MIT-Made Tiny Drones Weigh Less Than a Gram, Use Artificial Muscles To Propel Them


Sometimes, good things come in small packages. Extremely tiny packages such as a microrobot that can pollinate fields of crops, help rescue people, and so on. Researchers at MIT (Massachusetts Institute of Technology) are already working on that and they’re making significant progress. Back in spring, MIT announced an insect-sized drone that can move around in cluttered spaces and is very resilient thanks to its soft actuators propelling it. They were made of thin rubber cylinders coated in carbon nanotubes. The actuators could flap around 500 times per second and even if you hit the tiny drone when it was flying, it would still be able to recover. The small aerial robot weighed only 0.6 grams (0.02 oz). But as MIT explains it, these actuators need high voltages and the tiny, lightweight drones can’t carry the power electronics that would allow them to fly on their own.
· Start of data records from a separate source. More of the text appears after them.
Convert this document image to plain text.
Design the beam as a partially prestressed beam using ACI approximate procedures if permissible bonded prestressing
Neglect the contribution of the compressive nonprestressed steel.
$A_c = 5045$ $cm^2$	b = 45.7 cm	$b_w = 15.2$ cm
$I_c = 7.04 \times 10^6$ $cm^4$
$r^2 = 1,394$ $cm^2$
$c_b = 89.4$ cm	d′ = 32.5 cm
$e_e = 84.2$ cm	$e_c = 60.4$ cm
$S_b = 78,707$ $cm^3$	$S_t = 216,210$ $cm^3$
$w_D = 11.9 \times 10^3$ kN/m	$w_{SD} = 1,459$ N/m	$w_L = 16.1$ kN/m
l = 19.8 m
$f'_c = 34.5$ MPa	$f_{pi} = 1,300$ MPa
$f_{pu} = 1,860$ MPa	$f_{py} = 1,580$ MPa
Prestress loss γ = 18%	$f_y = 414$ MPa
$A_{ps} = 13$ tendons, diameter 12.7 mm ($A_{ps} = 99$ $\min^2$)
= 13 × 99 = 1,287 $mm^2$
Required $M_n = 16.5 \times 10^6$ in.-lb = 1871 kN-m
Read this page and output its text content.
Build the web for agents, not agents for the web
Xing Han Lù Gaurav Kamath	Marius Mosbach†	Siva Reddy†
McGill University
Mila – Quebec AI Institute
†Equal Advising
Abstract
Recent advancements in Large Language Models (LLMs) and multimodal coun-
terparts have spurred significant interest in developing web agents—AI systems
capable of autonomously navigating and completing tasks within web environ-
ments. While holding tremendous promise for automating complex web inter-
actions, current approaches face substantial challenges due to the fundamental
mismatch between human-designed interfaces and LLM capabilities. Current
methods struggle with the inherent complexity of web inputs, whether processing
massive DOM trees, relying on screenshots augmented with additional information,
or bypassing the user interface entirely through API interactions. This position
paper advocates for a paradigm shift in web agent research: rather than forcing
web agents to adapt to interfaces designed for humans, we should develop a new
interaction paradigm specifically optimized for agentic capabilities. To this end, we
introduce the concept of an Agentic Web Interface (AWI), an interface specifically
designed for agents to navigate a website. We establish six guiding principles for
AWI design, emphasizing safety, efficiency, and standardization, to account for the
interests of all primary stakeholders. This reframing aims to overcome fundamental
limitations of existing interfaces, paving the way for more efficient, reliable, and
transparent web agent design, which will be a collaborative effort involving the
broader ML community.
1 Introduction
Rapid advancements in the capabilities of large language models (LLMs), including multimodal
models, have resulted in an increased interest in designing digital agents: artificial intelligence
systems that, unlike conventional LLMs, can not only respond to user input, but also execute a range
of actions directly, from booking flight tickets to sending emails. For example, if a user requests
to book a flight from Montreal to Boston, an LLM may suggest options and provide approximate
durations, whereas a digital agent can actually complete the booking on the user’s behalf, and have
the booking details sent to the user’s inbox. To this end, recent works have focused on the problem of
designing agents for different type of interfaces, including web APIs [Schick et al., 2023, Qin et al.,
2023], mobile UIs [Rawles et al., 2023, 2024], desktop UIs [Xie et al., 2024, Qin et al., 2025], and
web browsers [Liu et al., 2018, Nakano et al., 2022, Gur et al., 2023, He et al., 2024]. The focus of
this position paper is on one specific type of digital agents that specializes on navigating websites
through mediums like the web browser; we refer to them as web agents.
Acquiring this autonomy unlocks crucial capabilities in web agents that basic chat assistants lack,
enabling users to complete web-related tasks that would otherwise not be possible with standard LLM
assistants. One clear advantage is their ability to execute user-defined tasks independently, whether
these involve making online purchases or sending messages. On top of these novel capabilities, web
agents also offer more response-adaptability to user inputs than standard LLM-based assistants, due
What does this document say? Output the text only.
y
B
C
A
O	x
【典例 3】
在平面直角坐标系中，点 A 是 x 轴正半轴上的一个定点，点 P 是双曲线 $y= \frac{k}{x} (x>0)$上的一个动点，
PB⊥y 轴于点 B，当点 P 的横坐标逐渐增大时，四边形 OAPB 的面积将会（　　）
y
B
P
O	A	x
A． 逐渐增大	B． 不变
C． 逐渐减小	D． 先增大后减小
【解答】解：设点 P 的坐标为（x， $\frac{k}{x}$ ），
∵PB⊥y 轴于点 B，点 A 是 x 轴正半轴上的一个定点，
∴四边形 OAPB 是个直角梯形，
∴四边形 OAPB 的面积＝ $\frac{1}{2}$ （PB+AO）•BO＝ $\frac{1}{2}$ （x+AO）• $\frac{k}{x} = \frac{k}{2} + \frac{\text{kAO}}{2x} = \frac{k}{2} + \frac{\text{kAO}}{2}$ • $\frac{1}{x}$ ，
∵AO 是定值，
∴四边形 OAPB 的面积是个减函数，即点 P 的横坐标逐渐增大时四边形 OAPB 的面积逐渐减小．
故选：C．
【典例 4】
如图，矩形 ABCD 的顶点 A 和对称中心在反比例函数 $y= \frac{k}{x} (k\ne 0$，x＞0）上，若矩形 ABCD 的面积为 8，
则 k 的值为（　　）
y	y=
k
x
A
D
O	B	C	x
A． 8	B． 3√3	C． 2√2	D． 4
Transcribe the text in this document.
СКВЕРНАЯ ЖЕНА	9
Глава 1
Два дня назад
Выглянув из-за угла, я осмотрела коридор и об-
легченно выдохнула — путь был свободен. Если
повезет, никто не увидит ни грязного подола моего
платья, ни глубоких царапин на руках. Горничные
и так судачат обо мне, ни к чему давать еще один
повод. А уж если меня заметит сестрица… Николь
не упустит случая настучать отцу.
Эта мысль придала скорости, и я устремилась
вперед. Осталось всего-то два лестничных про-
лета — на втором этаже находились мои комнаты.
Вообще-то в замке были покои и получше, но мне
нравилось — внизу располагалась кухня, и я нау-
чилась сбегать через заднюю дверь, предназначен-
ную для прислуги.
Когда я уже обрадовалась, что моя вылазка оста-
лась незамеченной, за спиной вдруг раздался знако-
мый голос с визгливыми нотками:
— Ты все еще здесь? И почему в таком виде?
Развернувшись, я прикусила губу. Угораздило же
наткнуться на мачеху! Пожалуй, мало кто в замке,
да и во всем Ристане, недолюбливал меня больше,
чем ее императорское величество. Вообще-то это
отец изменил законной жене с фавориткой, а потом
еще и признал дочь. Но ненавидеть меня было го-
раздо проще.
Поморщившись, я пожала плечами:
Now, scientists have managed to come up with a new fabrication technique that helps them build improved soft actuators that serve as artificial muscles for the tiny aerial robots. They operate with 75 percent lower voltage than the aforementioned ones and can carry 80 percent more payload. As stated by Kevin Chen, one of the main researchers involved in the project, this breakthrough allows them to put power electronics on the microdrones, proving that soft robots are just as capable as rigid ones, in fact, they even exceed their performance. MIT’s microrobot weighs less than one-fourth of a penny, is rectangular in shape, and comes with four sets of wings, each driven by a soft, muscle-like actuator. They are made from 20 layers of elastomer, an elastic polymer. A 20-layer actuator needs less than 500 volts to operate and can offer the microrobot enough power to carry items that are three times its weight. Now scientists hope to reduce the thickness of the 10-micrometer layer to 1 micrometer, which would make the tiny aerial robot versatile and suitable for a variety of applications in agriculture, in rescue missions, inspections, and much more.